Oldenburg (Low German: Ollnborg) is an independent city in Lower Saxony, Germany. It is situated in the western part of the state between the cities of Bremen and Groningen, Netherlands, at the Hunte river. It has a population of 160,279 (as of 2008) which makes it the fourth biggest city in Lower Saxony after Hanover, Braunschweig and Osnabrück. In German, the city is known officially as Oldenburg (Oldenburg) or Oldenburg (Oldb) to distinguish it from Oldenburg in Holstein.

Contents

History

The town was first mentioned in 1108, at that time known under the name of Aldenburg. It became important due to its location at a ford of the navigable Hunte River. Oldenburg became the capital of the County of Oldenburg (later a Duchy, Grand Duchy and Free State), a small state in the shadow of the much more powerful Hanseatic city of Bremen.[2]

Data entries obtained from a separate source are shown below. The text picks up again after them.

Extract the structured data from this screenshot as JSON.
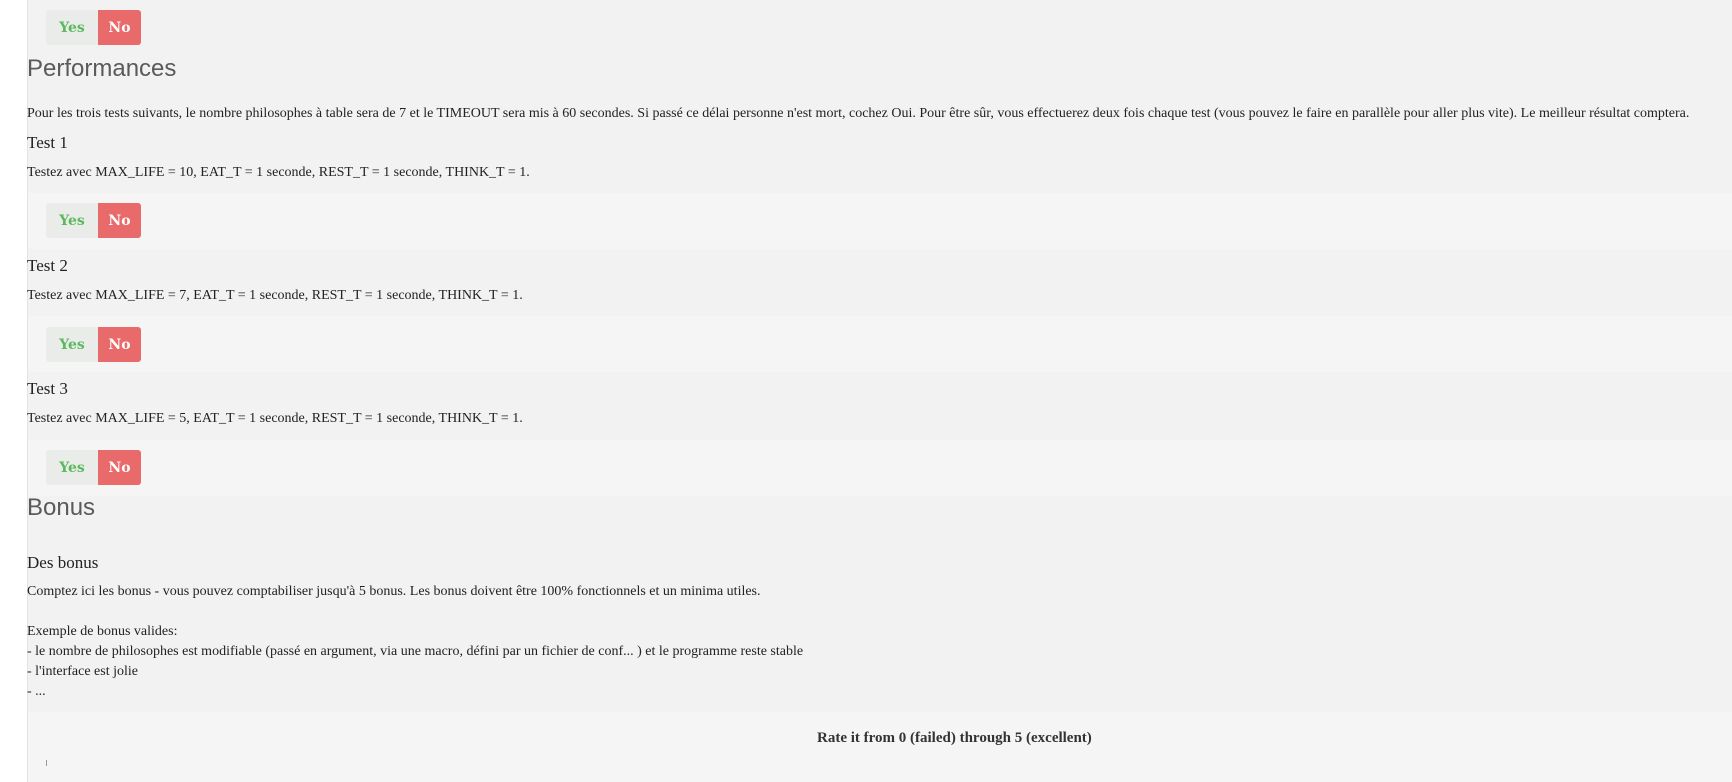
{
  "top_toggle": {
    "yes": "Yes",
    "no": "No"
  },
  "performances": {
    "title": "Performances",
    "intro": "Pour les trois tests suivants, le nombre philosophes à table sera de 7 et le TIMEOUT sera mis à 60 secondes. Si passé ce délai personne n'est mort, cochez Oui. Pour être sûr, vous effectuerez deux fois chaque test (vous pouvez le faire en parallèle pour aller plus vite). Le meilleur résultat comptera.",
    "tests": [
      {
        "title": "Test 1",
        "desc": "Testez avec MAX_LIFE = 10, EAT_T = 1 seconde, REST_T = 1 seconde, THINK_T = 1.",
        "yes": "Yes",
        "no": "No"
      },
      {
        "title": "Test 2",
        "desc": "Testez avec MAX_LIFE = 7, EAT_T = 1 seconde, REST_T = 1 seconde, THINK_T = 1.",
        "yes": "Yes",
        "no": "No"
      },
      {
        "title": "Test 3",
        "desc": "Testez avec MAX_LIFE = 5, EAT_T = 1 seconde, REST_T = 1 seconde, THINK_T = 1.",
        "yes": "Yes",
        "no": "No"
      }
    ]
  },
  "bonus": {
    "title": "Bonus",
    "subtitle": "Des bonus",
    "lines": [
      "Comptez ici les bonus - vous pouvez comptabiliser jusqu'à 5 bonus. Les bonus doivent être 100% fonctionnels et un minima utiles.",
      "Exemple de bonus valides:",
      "- le nombre de philosophes est modifiable (passé en argument, via une macro, défini par un fichier de conf... ) et le programme reste stable",
      "- l'interface est jolie",
      "- ..."
    ],
    "rate_label": "Rate it from 0 (failed) through 5 (excellent)"
  },
  "colors": {
    "yes_text": "#5cb85c",
    "no_bg": "#e96a6a",
    "section_title": "#5a5a5a"
  }
}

In the 17th century, Oldenburg was a wealthy town in a time of war and turmoil and its population and power grew considerably. In 1667, the town was struck by a disastrous plague epidemic and, shortly after, a fire destroyed Oldenburg. The Danish kings, who were also counts of Oldenburg at the time, were not much interested in the condition of the town and it lost most of its former importance. In 1773, Danish rule ended. It was only then that the destroyed buildings in the city were rebuilt in a Classicist style.[2]

In 1945 after World War II, Oldenburg grew to more than 100,000 inhabitants when refugees migrated into the city only 1.4% of which had been destroyed during World War II.[3] In 1946, Oldenburg became part of the new German Land of Lower Saxony.

Demography

Historical population of Oldenburg
1667 1702 1769 1816 1828 1837 1855 1871
~ 4,300 ~ 5,000 6,959 6,278 6,800 9,280 11,370 13,928

Points of interest

Economy and infrastructure

Traffic

Oldenburg Castle
Oldenburg castle (used as a museum today)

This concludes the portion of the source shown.